31 Ottobre 2012 0 Di luna_rossa

Fiat: sviluppo e investimenti su impianti italiani. Nessuna chiusura

Il Lingotto vuole ”fare leva sui grandi marchi storici premium come Alfa Romeo e Maserati” e scarta l’ipotesi di ”rimanere focalizzati su un mercato di massa non di lusso”.

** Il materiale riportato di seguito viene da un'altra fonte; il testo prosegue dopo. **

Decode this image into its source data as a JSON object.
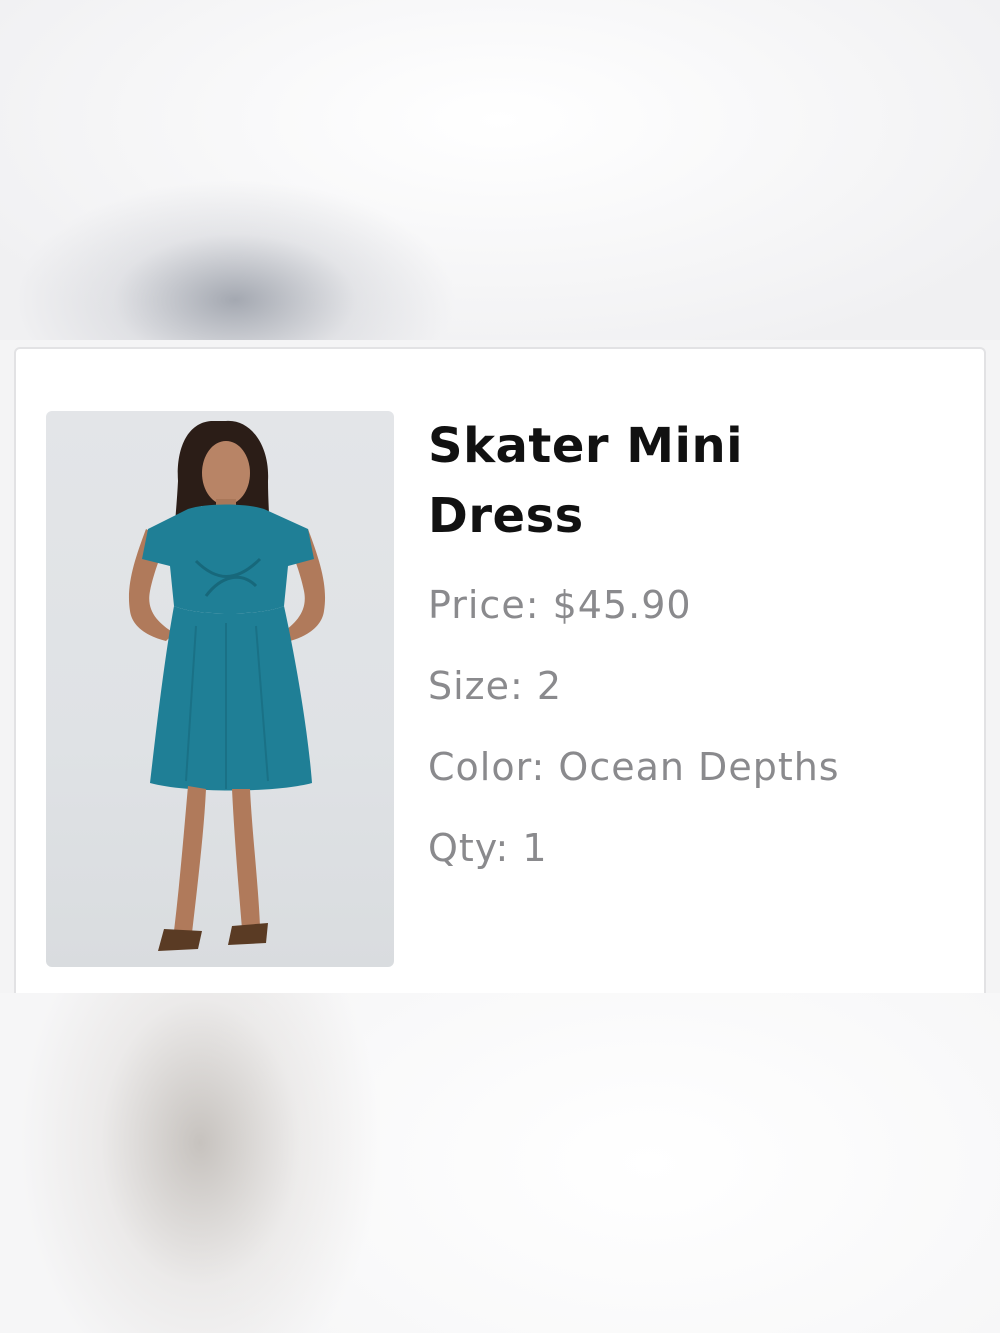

(ASCA) – Torino, 30 ott – Lo sviluppo e gli investimenti sugli impianti italiani della Fiat ”permetteranno” al Lingotto di ”riprendere alcune quote in Europa” nel quadro di un mercato piu’ razionale e di ”fungere da base di esportazione per le vendite in altre regioni”. E’ quanto si legge nelle slide presentate nel corso della conference call con gli analisti finanziari. Queste operazioni, dipendono dal rispetto degli accordi di lavoro e richiederanno 24-36 mesi per l’implementazione. L’obiettivo per aggredire la crisi europea e’ comunque quello di ”fare leva sui grandi marchi storici premium come Alfa Romeo e Maserati, riallineare il portafoglio prodotti e riposizionare il proprio business per il futuro”. Fiat sottolinea che questo obiettivo e’ stato scelto rispetto all’alternativa di ”rimanere focalizzati su un mercato di massa (non di lusso)”, razionalizzando la capacita’ produttiva e quindi chiudendo ”uno o piu’ stabilimenti”.

Marchionne: ”Alfa e Maserati hanno grandi potenzialita”’.

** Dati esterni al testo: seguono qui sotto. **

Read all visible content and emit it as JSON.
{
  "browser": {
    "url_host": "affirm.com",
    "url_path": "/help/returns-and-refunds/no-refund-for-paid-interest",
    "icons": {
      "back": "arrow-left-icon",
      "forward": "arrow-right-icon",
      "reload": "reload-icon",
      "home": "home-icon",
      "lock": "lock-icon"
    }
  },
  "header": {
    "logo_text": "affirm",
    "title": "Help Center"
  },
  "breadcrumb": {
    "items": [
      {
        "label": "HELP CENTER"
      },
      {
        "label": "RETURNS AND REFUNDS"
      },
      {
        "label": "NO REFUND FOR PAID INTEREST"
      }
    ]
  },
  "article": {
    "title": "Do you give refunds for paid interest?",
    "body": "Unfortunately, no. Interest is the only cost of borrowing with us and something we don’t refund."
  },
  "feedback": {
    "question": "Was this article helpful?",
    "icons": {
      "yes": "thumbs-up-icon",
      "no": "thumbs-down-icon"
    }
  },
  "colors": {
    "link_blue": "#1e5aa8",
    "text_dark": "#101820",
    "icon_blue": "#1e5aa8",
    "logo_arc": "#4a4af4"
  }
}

La scelta Fiat di congelare lo sviluppo di nuovi modelli in questo periodo di crisi e’ stata
”saggia” e riconosciuta anche da altri come esempio di ”efficienza industriale”. Lo ha detto Sergio Marchionne, Ad del Lingotto, nel corso della conference call con gli analisti. Quanto ai marchi Marchionne ha sottolineato che per quanto riguarda Fiat i pilastri rimarranno 500 e Panda e da loro deriveranno tutti i nuovi prodotti, e se ” Alfa Romeo e Maserati hanno grandi potenzialita”’, Marchionne ha ammesso che Lancia soprattutto all’estero ha un’attrattivita’ limitata e ”non ci si puo’ illudere di ricreare la sua immagine storica”.